“In practice, administrations use pricing policies merely to cover budget deficits and may claim they want to develop renewable resources, while this has appeared in six development plans and has not been implemented,” Reza Sepahvand, a senior member of parliament’s energy committee, said in a roundtable discussion carried by Iranian media.
Sepahvand said political and commercial interference has pushed water policy off approved tracks, channeling investment into ill-suited mega-projects and heavy industry in arid regions and aggravating tensions between provinces and farmers. “What forces have pushed the country off the proper path of water management?” he questioned.
He cited the clustering of steel pellet plants around Ardakan in Yazd – a central desert region – and long-running fights over piping water from one region to another as choices that worsen shortages.
The debate comes as experts blame decades of over-extraction, unchecked urban growth and placing water-hungry industries in the desert – alongside drier weather – for pushing groundwater sources and lakes to the brink.
They say lasting fixes require enforcing ecological limits, curbing groundwater pumping, and shifting money from large dams and pipelines to watershed restoration and reuse.
Tariffs miss the real drain
Investigative journalist Amirhadi Anvari told Iran International that raising prices would make little difference and will be marginal at best.
“Iran uses more than 90% of its water in agriculture.
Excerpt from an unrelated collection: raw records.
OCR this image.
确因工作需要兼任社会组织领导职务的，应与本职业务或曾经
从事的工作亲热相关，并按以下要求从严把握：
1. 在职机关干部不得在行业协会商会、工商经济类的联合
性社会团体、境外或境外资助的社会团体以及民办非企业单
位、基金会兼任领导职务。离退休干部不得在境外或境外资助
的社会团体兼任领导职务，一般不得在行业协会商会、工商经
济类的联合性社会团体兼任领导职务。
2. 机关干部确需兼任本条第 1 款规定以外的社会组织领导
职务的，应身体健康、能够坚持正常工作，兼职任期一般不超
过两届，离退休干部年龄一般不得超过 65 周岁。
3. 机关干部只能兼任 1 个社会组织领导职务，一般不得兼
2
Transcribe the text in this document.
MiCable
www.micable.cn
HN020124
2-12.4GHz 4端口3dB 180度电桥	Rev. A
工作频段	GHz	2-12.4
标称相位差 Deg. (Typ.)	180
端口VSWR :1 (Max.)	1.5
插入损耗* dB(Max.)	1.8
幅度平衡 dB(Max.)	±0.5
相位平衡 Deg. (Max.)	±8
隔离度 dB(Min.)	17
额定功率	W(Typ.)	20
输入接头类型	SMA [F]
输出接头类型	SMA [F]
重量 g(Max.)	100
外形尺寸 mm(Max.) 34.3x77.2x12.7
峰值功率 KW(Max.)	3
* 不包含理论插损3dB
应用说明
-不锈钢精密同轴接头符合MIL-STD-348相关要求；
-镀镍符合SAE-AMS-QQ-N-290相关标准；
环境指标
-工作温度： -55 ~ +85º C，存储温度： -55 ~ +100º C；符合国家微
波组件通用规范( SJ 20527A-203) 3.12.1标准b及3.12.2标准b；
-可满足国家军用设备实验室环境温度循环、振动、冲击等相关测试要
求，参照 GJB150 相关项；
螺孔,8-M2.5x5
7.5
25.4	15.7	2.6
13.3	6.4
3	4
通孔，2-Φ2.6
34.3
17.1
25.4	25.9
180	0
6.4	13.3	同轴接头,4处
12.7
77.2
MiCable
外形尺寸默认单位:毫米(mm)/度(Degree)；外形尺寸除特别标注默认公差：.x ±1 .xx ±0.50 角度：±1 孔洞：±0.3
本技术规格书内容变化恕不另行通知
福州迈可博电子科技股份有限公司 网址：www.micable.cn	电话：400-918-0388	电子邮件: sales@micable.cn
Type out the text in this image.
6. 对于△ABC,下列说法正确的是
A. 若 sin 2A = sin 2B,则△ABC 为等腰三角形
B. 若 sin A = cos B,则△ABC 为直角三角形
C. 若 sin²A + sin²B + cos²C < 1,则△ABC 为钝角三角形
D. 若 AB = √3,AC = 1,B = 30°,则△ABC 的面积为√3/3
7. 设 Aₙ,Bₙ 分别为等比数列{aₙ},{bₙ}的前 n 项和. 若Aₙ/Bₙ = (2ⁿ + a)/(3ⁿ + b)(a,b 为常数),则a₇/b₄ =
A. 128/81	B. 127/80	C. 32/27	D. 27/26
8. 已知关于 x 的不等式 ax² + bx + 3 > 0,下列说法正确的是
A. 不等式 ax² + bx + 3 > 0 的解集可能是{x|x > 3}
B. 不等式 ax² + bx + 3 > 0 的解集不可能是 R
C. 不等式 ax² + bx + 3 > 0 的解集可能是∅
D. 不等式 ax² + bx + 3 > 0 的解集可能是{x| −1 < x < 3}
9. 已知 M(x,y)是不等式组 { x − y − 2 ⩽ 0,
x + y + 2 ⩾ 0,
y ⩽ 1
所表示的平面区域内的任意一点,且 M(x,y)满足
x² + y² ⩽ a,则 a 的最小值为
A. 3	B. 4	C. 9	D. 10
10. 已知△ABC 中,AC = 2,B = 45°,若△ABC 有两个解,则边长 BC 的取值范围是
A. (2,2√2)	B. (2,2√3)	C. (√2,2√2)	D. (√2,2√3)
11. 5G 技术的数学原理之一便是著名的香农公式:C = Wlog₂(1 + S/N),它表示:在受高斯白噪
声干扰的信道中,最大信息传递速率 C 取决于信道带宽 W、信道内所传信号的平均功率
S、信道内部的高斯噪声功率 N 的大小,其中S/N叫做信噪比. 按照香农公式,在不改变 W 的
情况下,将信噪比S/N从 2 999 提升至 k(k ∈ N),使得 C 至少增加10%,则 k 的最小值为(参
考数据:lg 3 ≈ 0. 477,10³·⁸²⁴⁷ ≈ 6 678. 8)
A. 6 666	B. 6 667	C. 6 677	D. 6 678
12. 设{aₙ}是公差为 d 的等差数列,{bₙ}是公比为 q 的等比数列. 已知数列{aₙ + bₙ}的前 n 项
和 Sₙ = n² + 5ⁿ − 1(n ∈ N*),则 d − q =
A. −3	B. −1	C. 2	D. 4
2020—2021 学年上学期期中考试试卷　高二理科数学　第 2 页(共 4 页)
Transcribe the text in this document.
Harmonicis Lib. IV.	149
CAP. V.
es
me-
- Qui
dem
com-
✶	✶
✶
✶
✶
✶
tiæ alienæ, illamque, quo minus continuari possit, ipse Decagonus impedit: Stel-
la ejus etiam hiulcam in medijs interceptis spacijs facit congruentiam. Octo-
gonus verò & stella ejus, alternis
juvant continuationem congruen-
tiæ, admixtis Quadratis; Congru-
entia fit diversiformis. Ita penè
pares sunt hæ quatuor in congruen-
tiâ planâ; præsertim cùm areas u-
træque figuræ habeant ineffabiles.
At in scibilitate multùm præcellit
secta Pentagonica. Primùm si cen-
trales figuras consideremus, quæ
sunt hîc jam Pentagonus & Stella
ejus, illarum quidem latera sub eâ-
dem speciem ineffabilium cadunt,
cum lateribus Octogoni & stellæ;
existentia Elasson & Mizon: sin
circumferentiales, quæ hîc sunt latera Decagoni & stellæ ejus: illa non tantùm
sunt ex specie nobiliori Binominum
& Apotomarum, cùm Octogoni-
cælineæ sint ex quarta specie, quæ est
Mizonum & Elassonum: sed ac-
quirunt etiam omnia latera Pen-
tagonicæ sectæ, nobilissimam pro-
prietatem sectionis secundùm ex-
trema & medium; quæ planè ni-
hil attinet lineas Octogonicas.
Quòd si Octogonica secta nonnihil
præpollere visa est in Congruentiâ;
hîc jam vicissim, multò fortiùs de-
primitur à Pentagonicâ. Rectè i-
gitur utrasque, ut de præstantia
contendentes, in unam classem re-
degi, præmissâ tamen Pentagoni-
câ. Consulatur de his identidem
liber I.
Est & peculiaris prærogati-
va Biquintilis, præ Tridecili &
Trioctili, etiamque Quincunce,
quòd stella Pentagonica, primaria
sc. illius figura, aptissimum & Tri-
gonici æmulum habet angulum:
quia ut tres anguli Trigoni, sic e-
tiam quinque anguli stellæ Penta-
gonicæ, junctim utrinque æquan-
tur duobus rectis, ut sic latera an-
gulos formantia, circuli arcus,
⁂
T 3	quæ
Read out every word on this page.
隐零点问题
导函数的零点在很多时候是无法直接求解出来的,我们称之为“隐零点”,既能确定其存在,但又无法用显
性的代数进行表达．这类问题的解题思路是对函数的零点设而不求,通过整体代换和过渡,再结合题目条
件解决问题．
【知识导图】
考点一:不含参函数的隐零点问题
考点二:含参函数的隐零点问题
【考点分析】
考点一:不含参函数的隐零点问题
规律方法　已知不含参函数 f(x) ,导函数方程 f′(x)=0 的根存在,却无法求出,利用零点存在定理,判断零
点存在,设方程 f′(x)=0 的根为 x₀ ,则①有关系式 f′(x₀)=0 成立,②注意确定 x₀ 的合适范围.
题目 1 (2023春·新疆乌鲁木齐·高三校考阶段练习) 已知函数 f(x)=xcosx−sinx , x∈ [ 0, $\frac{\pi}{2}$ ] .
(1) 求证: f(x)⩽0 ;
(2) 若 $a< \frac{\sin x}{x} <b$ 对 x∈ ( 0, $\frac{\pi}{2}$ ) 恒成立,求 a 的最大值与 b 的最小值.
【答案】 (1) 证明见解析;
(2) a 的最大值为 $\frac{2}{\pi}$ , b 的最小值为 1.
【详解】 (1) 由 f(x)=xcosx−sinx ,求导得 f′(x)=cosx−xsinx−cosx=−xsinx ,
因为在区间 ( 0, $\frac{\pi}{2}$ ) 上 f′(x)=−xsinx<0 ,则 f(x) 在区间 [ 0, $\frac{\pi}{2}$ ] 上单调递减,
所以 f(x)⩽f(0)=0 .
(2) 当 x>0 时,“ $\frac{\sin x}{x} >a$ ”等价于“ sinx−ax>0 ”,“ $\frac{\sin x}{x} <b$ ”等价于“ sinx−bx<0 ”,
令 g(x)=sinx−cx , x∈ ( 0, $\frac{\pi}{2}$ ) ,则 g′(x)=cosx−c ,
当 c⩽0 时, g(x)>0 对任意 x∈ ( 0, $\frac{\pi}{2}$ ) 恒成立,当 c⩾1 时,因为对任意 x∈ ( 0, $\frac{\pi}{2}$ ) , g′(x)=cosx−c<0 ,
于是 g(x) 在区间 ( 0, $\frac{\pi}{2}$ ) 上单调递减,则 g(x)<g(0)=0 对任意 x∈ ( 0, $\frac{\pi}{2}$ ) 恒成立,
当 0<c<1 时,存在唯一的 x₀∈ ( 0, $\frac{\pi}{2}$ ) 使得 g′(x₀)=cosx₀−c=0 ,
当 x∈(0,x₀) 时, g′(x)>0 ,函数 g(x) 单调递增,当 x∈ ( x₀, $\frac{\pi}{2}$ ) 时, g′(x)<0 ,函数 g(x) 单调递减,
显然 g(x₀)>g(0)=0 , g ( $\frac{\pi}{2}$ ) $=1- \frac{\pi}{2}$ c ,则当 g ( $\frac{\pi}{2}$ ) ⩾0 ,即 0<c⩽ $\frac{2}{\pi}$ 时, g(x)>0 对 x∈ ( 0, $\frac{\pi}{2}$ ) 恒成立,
The share of municipal drinking water is estimated at 6% to 8%, and industry at 2% to 3%. In these circumstances, changing the price of urban and industrial water will not make much difference.”
He said the core problem is not household behavior but the policy model guiding farms, arguing that the agriculture model is driven by ideology, not resource limits.
“The important point about the agriculture sector is that it is ideological. All top-level policy documents, laws and development plans under both leaders of the Islamic Republic – Khomeini and Khamenei – have been built on self-sufficiency.”
Anvari links self-sufficiency to expansion of irrigated farming despite dwindling supplies.
“To achieve food self-sufficiency, you must expand the cultivated area. Many of Iran’s rain-fed fields... have now been turned into irrigated lands. This was not the choice of farmers; it was an ideological program of the Islamic Republic’s leaders.”
Profiteering derails reforms
Mehdi Zare, a scientist who has studied environmental risk and infrastructure, said during the same roundtable that short-term interests across the system have repeatedly overridden sound planning.
“All of this has beneficiaries – from users to those who influence studies and decisions,” he said. “Unless we establish an order that can restrain short-term gains, stakeholders can bend trajectories and prevent the situation from reaching equilibrium.”
Zare warned that bias can creep in even at high-level policy meetings, shaping outcomes on issues such as securing Lake Urmia’s water rights, limiting new wells around Tehran, or managing migration to the capital region.
“Advisers may be top experts, but if they have a bias, they can guide decisions so that, for example, the priority is not the lake’s environmental flow or reducing extra abstraction,” he said.
Other specialists in the event echoed calls to sequence reforms. They argued that real-world pricing only works alongside non-price measures such as clearer water rights, enforcement, modern irrigation and industrial recycling, particularly calling for transparency on where revenue goes.
They also questioned utilities’ reliance on water sales to fund operations, saying the model creates pressure to sell more rather than conserve.
Sepahvand said policy should curb politically driven megaprojects and re-orient investment toward groundwater recharge and watershed management, adding that any tariff rises should follow – not replace – structural fixes.
The experts in the event, however, cautioned that without governance changes to insulate water decisions from narrow interests, higher bills alone will neither restore depleted aquifers nor ease tensions between regions competing for dwindling supplies.